L'articolo 119 del decreto legislativo 30 aprile 1992, n.
285, e successive modificazioni (Nuovo codice della strada)
specificando i requisiti fisici e psichici per il
conseguimento della patente di guida prevede, al comma 1 che:
"Non può ottenere la patente di guida o l'autorizzazione ad
esercitarsi alla guida di cui all'articolo 122, comma 2, chi
sia affetto da malattia fisica o psichica, deficienza organica
o minorazione psichica, anatomica o funzionale tale da
impedire di condurre con sicurezza veicoli a motore".
L'appendice II all'articolo 320 del regolamento di
esecuzione e di attuazione del nuovo codice della strada, di
cui al decreto del Presidente della Repubblica n. 495 del
1992, e successive modificazioni, recita: "Le malattie ed
affezioni che escludono la possibilità di rilascio del
certificato di idoneità alla guida sono quelle sottoindicate:
(omissis)
G. Malattie del sangue.
La patente di guida non deve essere rilasciata né
confermata ai candidati o conducenti colpiti da gravi malattie
del sangue, salvo il caso in cui la possibilità di rilascio o
di conferma sia espressamente certificata da parte della
commissione medica locale, la quale potrà avvalersi del parere
di medici specialisti appartenenti a strutture pubbliche".

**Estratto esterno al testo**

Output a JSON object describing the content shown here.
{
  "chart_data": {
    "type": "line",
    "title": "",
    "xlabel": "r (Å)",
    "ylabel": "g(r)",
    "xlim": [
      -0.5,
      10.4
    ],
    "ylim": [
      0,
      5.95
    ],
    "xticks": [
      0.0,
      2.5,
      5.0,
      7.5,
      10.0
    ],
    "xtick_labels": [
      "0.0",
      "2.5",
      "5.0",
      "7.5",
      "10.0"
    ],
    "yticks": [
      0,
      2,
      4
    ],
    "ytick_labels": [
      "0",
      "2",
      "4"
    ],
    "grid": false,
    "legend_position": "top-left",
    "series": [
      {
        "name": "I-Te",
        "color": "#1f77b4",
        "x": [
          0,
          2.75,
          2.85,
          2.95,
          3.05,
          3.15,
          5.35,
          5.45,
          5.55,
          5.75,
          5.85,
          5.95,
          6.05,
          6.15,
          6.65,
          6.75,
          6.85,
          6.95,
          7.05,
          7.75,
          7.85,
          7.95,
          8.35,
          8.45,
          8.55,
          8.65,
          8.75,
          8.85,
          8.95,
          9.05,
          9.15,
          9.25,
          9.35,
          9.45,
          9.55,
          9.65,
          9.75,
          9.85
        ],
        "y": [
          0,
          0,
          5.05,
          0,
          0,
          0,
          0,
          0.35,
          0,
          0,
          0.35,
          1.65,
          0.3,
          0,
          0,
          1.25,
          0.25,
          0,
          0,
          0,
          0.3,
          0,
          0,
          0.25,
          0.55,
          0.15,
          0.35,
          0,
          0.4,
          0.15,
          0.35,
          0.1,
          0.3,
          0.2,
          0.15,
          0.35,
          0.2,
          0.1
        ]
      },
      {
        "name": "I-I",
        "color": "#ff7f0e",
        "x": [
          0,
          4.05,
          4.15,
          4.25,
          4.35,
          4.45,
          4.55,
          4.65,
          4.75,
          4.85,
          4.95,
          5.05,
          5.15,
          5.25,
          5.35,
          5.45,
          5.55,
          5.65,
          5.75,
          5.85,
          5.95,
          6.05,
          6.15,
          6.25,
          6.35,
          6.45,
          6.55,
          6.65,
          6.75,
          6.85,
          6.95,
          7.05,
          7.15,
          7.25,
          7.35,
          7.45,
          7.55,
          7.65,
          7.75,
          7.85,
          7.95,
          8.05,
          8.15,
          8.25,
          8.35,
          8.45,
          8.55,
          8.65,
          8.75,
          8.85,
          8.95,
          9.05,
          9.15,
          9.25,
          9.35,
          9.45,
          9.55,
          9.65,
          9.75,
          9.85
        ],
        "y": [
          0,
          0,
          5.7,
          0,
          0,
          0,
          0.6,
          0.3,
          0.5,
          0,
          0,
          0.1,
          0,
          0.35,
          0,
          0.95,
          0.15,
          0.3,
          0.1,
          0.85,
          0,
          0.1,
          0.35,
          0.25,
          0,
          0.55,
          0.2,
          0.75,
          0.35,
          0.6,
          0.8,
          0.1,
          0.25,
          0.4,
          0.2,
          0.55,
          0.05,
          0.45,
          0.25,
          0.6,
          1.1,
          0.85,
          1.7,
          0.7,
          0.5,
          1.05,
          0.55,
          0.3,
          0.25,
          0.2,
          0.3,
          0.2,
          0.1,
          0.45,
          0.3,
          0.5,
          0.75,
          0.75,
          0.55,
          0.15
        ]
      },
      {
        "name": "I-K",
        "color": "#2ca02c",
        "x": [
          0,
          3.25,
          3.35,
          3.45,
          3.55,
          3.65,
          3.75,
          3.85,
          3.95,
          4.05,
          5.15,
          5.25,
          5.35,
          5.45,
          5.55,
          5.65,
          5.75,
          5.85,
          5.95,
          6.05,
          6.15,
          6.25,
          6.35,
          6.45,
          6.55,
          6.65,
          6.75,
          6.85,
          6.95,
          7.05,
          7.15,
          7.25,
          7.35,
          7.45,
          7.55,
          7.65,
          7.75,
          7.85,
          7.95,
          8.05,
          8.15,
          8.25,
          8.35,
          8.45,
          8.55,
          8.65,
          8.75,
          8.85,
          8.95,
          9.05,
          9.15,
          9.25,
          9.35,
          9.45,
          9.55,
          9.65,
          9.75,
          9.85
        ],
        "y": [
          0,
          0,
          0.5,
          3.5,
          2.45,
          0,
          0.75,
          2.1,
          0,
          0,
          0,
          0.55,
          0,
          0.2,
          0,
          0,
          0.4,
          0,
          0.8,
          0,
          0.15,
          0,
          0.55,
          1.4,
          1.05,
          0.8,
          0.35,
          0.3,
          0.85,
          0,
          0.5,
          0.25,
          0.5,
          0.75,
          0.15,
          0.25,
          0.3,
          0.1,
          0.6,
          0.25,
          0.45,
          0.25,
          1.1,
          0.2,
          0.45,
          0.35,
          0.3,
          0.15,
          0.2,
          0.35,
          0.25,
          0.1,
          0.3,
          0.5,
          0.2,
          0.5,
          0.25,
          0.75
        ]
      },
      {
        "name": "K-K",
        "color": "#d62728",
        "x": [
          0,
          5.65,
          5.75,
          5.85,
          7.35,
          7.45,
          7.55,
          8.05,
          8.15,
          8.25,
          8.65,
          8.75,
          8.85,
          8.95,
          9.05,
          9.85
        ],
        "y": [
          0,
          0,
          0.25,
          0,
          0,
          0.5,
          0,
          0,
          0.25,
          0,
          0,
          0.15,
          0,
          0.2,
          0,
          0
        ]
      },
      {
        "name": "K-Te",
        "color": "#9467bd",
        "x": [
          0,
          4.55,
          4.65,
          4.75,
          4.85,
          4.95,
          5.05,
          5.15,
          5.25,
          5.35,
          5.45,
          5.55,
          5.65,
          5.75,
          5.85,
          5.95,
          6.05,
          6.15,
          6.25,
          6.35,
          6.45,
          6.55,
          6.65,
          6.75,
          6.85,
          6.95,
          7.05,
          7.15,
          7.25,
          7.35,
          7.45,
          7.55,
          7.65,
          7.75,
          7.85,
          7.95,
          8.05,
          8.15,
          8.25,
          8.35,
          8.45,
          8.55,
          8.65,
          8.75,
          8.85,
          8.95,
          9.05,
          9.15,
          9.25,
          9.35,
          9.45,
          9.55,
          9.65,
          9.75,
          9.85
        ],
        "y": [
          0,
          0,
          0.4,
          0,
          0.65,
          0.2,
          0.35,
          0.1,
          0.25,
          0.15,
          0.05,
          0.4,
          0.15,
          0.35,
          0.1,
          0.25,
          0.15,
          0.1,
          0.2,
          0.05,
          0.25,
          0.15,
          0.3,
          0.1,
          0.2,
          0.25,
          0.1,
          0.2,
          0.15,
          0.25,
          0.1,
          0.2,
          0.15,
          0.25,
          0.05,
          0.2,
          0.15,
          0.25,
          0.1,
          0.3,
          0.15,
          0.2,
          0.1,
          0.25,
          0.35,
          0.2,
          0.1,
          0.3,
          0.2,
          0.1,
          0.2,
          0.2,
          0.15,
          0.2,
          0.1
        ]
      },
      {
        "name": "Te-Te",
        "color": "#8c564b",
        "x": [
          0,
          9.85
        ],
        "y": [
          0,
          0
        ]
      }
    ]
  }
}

La talassemia è certamente una grave malattia del sangue
ma certo non rientra nella fattispecie prevista dall'articolo
119, comma 1, del nuovo codice della strada, relativa alle
malattie che impediscono di condurre con sicurezza veicoli a
motore.
I talassemici sono tuttavia costretti, per ottenere il
rilascio o la conferma della patente di guida, a sottoporsi
alla valutazione delle commissioni mediche locali previste
dall'articolo 119, comma 4, del nuovo codice della strada, e
sono costretti a confermarla con frequenza maggiore rispetto
alle scadenze ordinarie.
Tale trattamento è fortemente discriminatorio nei
confronti di un'intera categoria di persone che viene gravata
di procedure inutili a causa di una malattia che non produce
conseguenze rilevanti ai fini della sicurezza nella conduzione
di veicoli a motore.
E' pertanto necessario differenziare la posizione dei
talassemici rispetto alle altre persone affette da grave
malattia del sangue che impedisce di condurre con sicurezza i
veicoli a motore.
Per questo motivo si prevede che l'accertamento dei
requisiti psichici e fisici nei confronti dei soggetti affetti
da talassemia per il conseguimento, la revisione o la conferma
delle patenti di categoria A, B, BE e sottocategorie, è
effettuato dai medici specialisti dell'azienda sanitaria
locale, i quali indicheranno l'eventuale scadenza entro la
quale effettuare il successivo controllo medico cui è
subordinata la conferma o la revisione della patente di
guida.
L'intervento della commissione medica locale è previsto
solo nei casi di rilascio o di conferma delle patenti di guida
superiori alla B: in tal caso si prevede l'integrazione della
commissione con un medico specialista in talassemia.